If you think there is a shortage of qualified techs in the industry, look who they had to call upon to help out in the judging in the hvacr section of the most recent Skills USA-VICA championship in Kansas City, MO.

That’s right, just call me the Sultan of Superheat.

Actually, for the second year in a row I was asked to be one of the judges among a number of eminently more qualified people.

However, thanks to Jim Knutson, Scotsman’s regional service manager for the Central US (who helped dust off my musty brain over what I once remembered from hvacr classes about determining superheat) I took my spot near one of two ice machines on the floor of Bartle Hall in downtown Kansas City.

Throughout the huge convention center, some 4,000 mostly young people were competing in 70 skill areas. About 50 or so were dealing with hvacr, where 10 stations were set up.

The ice machine servicing area focused on garnering proper nameplate information and then determining superheat.

The nameplate drill was to encourage technicians to put down as much information in writing about a machine as possible. This helps in service work, especially if you need to place a call to a supply house, manufacturer’s rep, or the manufacturer itself. Taking a written record from the jobsite aids in future work should the nameplate become damaged and the information marred.

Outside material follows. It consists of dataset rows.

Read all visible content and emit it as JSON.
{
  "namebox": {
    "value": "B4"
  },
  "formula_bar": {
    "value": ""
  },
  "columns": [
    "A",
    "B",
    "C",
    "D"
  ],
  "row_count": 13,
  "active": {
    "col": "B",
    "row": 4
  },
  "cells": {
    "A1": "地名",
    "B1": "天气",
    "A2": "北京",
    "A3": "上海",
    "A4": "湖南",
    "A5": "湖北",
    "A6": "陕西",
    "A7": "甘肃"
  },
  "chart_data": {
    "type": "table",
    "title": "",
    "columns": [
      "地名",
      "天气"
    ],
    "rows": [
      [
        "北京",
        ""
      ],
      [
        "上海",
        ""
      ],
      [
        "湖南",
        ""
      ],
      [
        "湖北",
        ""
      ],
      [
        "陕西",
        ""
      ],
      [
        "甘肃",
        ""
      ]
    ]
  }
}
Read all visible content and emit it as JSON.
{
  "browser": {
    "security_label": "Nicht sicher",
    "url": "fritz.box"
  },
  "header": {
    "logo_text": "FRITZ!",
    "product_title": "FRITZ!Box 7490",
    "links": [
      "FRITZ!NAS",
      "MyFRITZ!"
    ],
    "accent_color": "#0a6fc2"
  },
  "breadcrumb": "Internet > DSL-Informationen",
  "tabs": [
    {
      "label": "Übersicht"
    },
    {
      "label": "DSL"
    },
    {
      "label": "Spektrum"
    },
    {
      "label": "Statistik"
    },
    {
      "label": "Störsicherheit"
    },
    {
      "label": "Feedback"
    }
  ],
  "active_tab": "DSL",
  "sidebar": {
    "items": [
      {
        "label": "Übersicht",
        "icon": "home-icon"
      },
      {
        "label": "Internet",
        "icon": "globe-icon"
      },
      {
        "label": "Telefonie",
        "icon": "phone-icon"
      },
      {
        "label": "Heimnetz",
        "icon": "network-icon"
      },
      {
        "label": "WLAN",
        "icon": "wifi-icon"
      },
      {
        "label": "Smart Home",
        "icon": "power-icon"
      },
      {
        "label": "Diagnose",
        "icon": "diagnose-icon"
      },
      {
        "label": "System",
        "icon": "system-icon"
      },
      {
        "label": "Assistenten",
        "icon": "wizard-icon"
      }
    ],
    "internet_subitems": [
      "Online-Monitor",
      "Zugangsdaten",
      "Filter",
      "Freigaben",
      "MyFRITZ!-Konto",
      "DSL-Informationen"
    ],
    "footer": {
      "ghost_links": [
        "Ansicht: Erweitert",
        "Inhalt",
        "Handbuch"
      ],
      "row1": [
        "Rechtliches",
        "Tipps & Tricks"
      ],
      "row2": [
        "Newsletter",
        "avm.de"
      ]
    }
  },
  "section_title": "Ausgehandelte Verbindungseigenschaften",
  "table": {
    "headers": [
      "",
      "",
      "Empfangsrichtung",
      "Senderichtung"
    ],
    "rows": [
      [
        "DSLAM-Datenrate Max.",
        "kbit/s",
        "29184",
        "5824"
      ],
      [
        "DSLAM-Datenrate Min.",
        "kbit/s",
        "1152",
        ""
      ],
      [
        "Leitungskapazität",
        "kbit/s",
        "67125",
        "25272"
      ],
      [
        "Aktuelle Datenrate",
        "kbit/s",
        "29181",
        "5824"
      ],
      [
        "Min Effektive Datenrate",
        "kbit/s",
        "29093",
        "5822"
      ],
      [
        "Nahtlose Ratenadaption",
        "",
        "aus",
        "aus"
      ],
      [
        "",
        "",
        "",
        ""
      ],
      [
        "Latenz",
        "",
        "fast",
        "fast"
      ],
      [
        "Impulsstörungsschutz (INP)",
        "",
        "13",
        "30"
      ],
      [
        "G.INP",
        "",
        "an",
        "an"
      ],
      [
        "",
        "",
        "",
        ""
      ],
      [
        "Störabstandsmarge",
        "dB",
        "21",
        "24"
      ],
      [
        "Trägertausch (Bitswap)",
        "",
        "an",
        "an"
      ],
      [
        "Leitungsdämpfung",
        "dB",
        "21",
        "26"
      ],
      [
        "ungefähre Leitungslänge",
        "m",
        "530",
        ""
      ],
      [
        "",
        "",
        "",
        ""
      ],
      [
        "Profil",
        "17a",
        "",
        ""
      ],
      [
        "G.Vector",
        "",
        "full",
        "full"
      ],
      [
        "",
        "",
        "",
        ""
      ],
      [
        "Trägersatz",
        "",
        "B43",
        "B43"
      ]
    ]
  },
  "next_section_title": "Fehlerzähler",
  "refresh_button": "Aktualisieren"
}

The superheat aspects required the technicians to remember the formula for calculating superheat. A manifold gauge was already hooked up to each ice machine. The tech had to remember which of the gauge readings to use in superheat measurement. Probes were hooked up for measuring suction and discharge temperatures. By using a digital thermometer, techs were able to see both readings — and hopefully know which one was used in superheat calculations.

Some started out using the wrong psi or temperature, but knew that the resulting superheat reading was wrong. The fact that they knew that immediately and reworked the formula in another way until they arrived at a more realistic number was a good sign. It is better to take one’s time coming up with the correct number, than to do any adjusting based on wrong information.

Some techs drew a blank on the superheat formula. But drawing a blank can happen on a jobsite, even when no one is looking over one’s shoulder.

Why not write out the methods for determining superheat and keeping it in your wallet or in the truck. There is no rule against crib sheets in the real world.